Consumers who watched TV online said it was convenient and helped them avoid commercials.
Online video of all types is unlikely to bite into US TV viewing time, according to Paul Verna, senior analyst at eMarketer.
"Rather than a wholesale shift in viewership from TV to the new-media channels, both media will actually grow in the next several years," Mr. Verna said. "Internet video will entrench itself in the content mainstream, right alongside TV, albeit not in such pervasive numbers."
According to eMarketer projections, by 2011 there will be 200 million broadband Internet users. Of them, 183 million, or 91%, will watch online videos.
As eMarketer mentioned in February, NBC's "Rewind" online video player complements consumer TV viewing instead of substituting for it.

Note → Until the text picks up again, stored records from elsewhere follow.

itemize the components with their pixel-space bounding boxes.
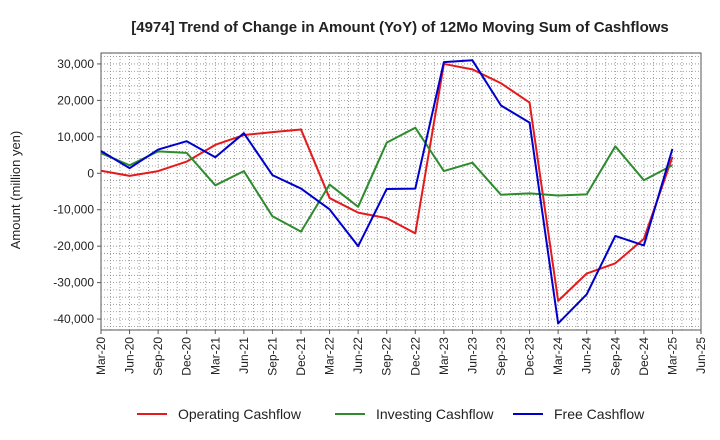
plot-area <box>100 52 702 331</box>
x-tick-label: Jun-23 <box>465 337 479 374</box>
chart-title: [4974] Trend of Change in Amount (YoY) o… <box>131 19 669 36</box>
x-axis-ticks: Mar-20 Jun-20 Sep-20 Dec-20 Mar-21 Jun-21 Sep-… <box>94 330 708 376</box>
x-tick-label: Mar-22 <box>323 337 337 375</box>
x-tick-label: Jun-25 <box>694 337 708 374</box>
y-tick-label: 10,000 <box>57 130 94 144</box>
x-tick-label: Jun-20 <box>123 337 137 374</box>
free-cashflow-legend-label: Free Cashflow <box>554 406 645 422</box>
horizontal-gridlines <box>101 56 701 327</box>
y-axis-ticks: 30,000 20,000 10,000 0 -10,000 -20,000 -30,000… <box>53 57 101 326</box>
investing-cashflow-legend-label: Investing Cashflow <box>376 406 494 422</box>
operating-cashflow-legend-label: Operating Cashflow <box>178 406 302 422</box>
free-cashflow-line <box>100 59 674 325</box>
x-tick-label: Mar-24 <box>551 337 565 375</box>
x-tick-label: Mar-25 <box>665 337 679 375</box>
y-tick-label: 20,000 <box>57 93 94 107</box>
y-tick-label: -20,000 <box>53 239 94 253</box>
x-tick-label: Dec-22 <box>408 337 422 376</box>
investing-cashflow-line <box>100 126 673 233</box>
y-tick-label: -30,000 <box>53 276 94 290</box>
y-tick-label: 0 <box>87 166 94 180</box>
x-tick-label: Sep-24 <box>608 337 622 376</box>
x-tick-label: Sep-21 <box>265 337 279 376</box>
operating-cashflow-line <box>100 62 674 302</box>
x-tick-label: Jun-22 <box>351 337 365 374</box>
y-axis-label: Amount (million yen) <box>8 131 23 250</box>
vertical-gridlines <box>110 53 692 330</box>
x-tick-label: Dec-20 <box>180 337 194 376</box>
x-tick-label: Jun-21 <box>237 337 251 374</box>
y-tick-label: 30,000 <box>57 57 94 71</box>
x-tick-label: Dec-21 <box>294 337 308 376</box>
legend: Operating Cashflow Investing Cashflow Free… <box>137 406 645 422</box>
x-tick-label: Sep-20 <box>151 337 165 376</box>
plot-frame <box>100 52 702 331</box>
x-tick-label: Sep-23 <box>494 337 508 376</box>
x-tick-label: Sep-22 <box>380 337 394 376</box>
x-tick-label: Jun-24 <box>580 337 594 374</box>
x-tick-label: Mar-21 <box>208 337 222 375</box>
series-lines <box>100 59 674 325</box>
y-tick-label: -40,000 <box>53 312 94 326</box>
x-tick-label: Mar-23 <box>437 337 451 375</box>
x-tick-label: Mar-20 <box>94 337 108 375</box>
x-tick-label: Dec-24 <box>637 337 651 376</box>
x-tick-label: Dec-23 <box>523 337 537 376</box>
y-tick-label: -10,000 <box>53 203 94 217</box>
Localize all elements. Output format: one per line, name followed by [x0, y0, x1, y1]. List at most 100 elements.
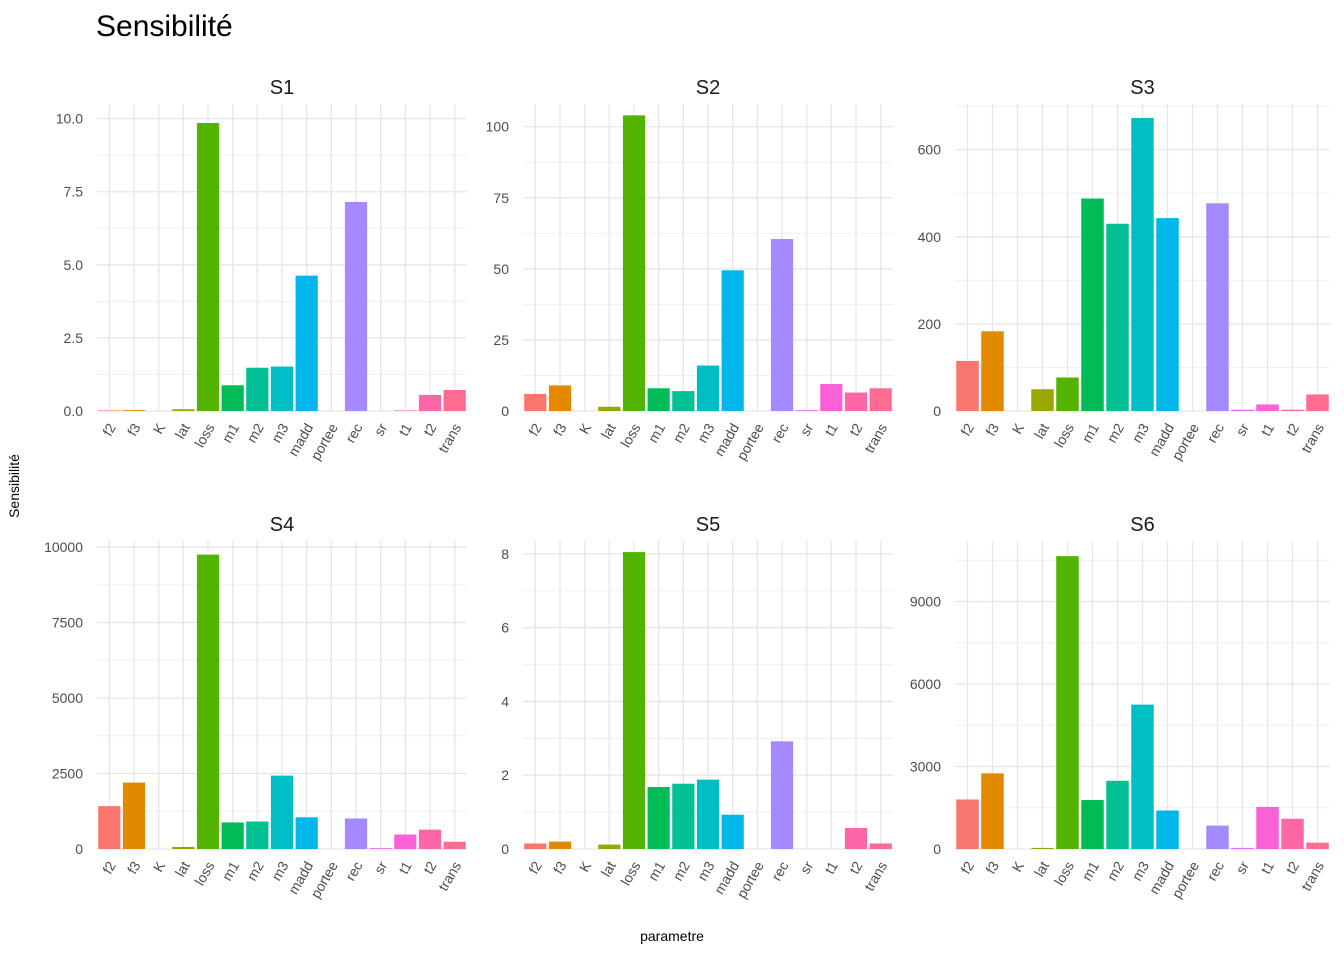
x-tick-label: t2 [846, 858, 866, 876]
bar-loss [196, 554, 220, 849]
x-tick-label: m2 [1104, 858, 1128, 883]
x-tick-label: sr [797, 420, 817, 438]
bar-t1 [820, 383, 843, 411]
y-tick-label: 25 [493, 332, 509, 348]
bar-sr [1231, 847, 1254, 849]
bar-madd [1156, 810, 1179, 849]
x-tick-label: t1 [395, 420, 415, 438]
x-tick-label: t1 [1257, 420, 1277, 438]
y-tick-label: 6 [501, 620, 509, 636]
x-tick-label: f3 [982, 420, 1002, 438]
x-tick-label: trans [861, 859, 890, 894]
x-tick-label: f3 [550, 420, 570, 438]
bar-f3 [981, 773, 1004, 849]
x-tick-label: t2 [1282, 858, 1302, 876]
x-tick-label: K [1009, 858, 1028, 875]
x-tick-label: m3 [1129, 858, 1153, 883]
x-tick-label: sr [797, 858, 817, 876]
x-tick-label: m3 [694, 858, 718, 883]
y-tick-label: 10000 [44, 539, 83, 555]
bar-lat [1031, 847, 1054, 849]
x-tick-label: lat [172, 858, 193, 879]
bar-m3 [1131, 117, 1154, 411]
bar-f3 [122, 782, 146, 849]
y-tick-label: 3000 [910, 759, 941, 775]
bar-trans [869, 843, 892, 849]
bar-madd [721, 270, 744, 411]
x-tick-label: loss [1051, 859, 1077, 889]
bar-rec [770, 239, 794, 411]
x-tick-label: sr [371, 858, 391, 876]
bar-trans [443, 389, 466, 411]
bar-m1 [647, 787, 670, 849]
bar-f2 [98, 410, 121, 411]
panel-title: S4 [270, 514, 294, 536]
x-tick-label: K [150, 420, 169, 437]
bar-trans [443, 841, 466, 849]
x-tick-label: trans [1298, 859, 1327, 894]
y-tick-label: 5000 [52, 690, 83, 706]
x-tick-label: f2 [957, 420, 977, 438]
y-tick-label: 100 [486, 119, 510, 135]
bar-f2 [956, 799, 979, 849]
x-tick-label: t2 [420, 420, 440, 438]
bar-f3 [981, 331, 1004, 411]
bar-m1 [221, 385, 244, 411]
bar-lat [598, 406, 621, 411]
bar-m1 [221, 822, 244, 849]
bar-lat [172, 409, 195, 411]
bar-f3 [548, 385, 572, 411]
x-tick-label: f3 [124, 858, 144, 876]
x-tick-label: f2 [99, 420, 119, 438]
x-tick-label: sr [1232, 858, 1252, 876]
panel-title: S5 [696, 514, 720, 536]
bar-m2 [1106, 223, 1129, 411]
x-tick-label: f2 [957, 858, 977, 876]
x-tick-label: f3 [550, 858, 570, 876]
y-tick-label: 4 [501, 693, 509, 709]
bar-m1 [1081, 800, 1104, 849]
y-tick-label: 0 [933, 403, 941, 419]
bar-t2 [1281, 818, 1304, 849]
panel-title: S2 [696, 77, 720, 99]
bar-madd [295, 817, 318, 849]
bar-f2 [98, 806, 121, 849]
y-tick-label: 0 [75, 841, 83, 857]
bar-f2 [956, 360, 979, 411]
x-tick-label: rec [1204, 859, 1228, 884]
x-tick-label: loss [191, 859, 217, 889]
x-tick-label: m3 [268, 858, 292, 883]
x-tick-label: m1 [645, 858, 669, 883]
x-tick-label: K [1009, 420, 1028, 437]
bar-loss [622, 552, 646, 849]
y-tick-label: 2 [501, 767, 509, 783]
bar-rec [344, 201, 368, 411]
bar-m2 [246, 367, 269, 411]
x-tick-label: sr [371, 420, 391, 438]
x-tick-label: m1 [219, 858, 243, 883]
bar-f2 [524, 843, 547, 849]
panel-title: S1 [270, 77, 294, 99]
y-tick-label: 400 [918, 229, 942, 245]
y-tick-label: 10.0 [56, 111, 83, 127]
panel-title: S6 [1130, 514, 1154, 536]
y-tick-label: 8 [501, 546, 509, 562]
x-tick-label: K [576, 420, 595, 437]
bar-trans [1306, 394, 1329, 411]
x-tick-label: m1 [1079, 420, 1103, 445]
bar-m3 [270, 366, 294, 411]
x-tick-label: lat [172, 420, 193, 441]
y-tick-label: 5.0 [64, 257, 84, 273]
y-tick-label: 9000 [910, 594, 941, 610]
bar-t2 [418, 394, 442, 411]
y-tick-label: 7500 [52, 615, 83, 631]
x-tick-label: m3 [694, 420, 718, 445]
y-tick-label: 50 [493, 261, 509, 277]
bar-lat [172, 846, 195, 849]
x-tick-label: loss [617, 421, 643, 451]
x-tick-label: m2 [1104, 420, 1128, 445]
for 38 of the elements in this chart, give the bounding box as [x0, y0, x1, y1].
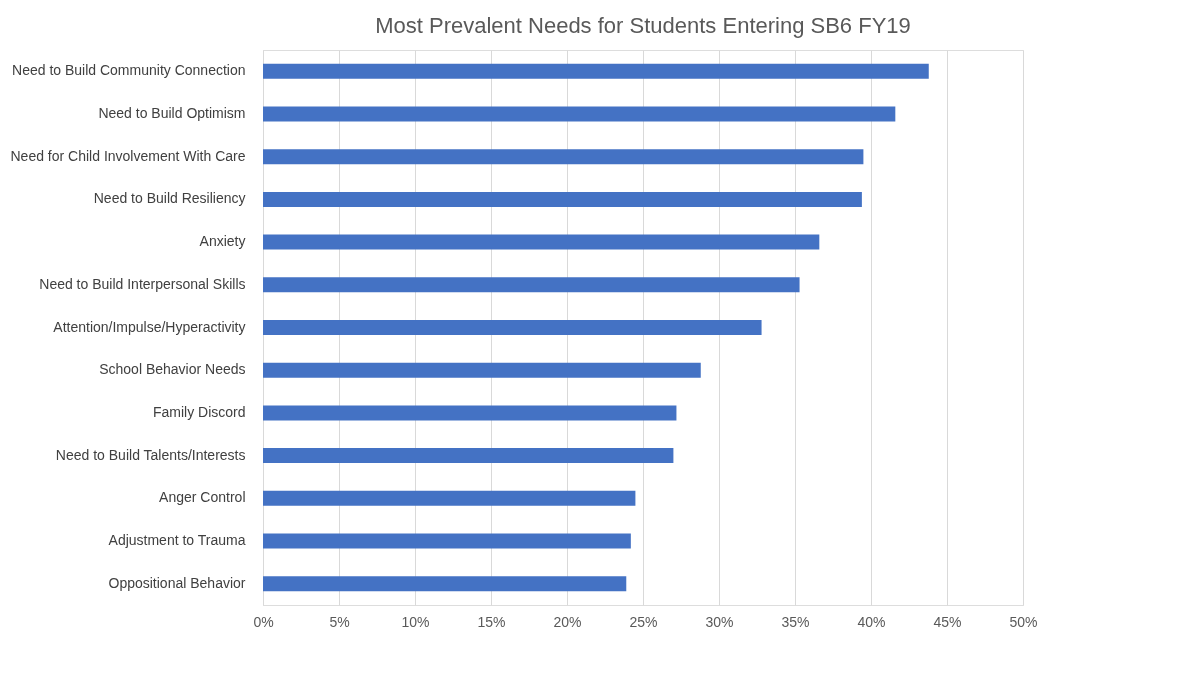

For marketers, online video and TV viewing can be even more complementary.
A March 2007 comScore analysis of TV and online video viewing habits concluded that the Internet’s primetime block occurs between 5 p.m. and 8 p.m. on weekdays. This segues neatly into the standard TV primetime schedule of 8 p.m. to 11 p.m., offering marketers an opportunity to tailor their messages accordingly.
“Marketers have a great opportunity to leverage Internet video in conjunction with their traditional TV buy and essentially double their 'primetime' commercial airing hours,” said Erin Hunter, executive vice president of media and entertainment solutions at comScore, in a statement.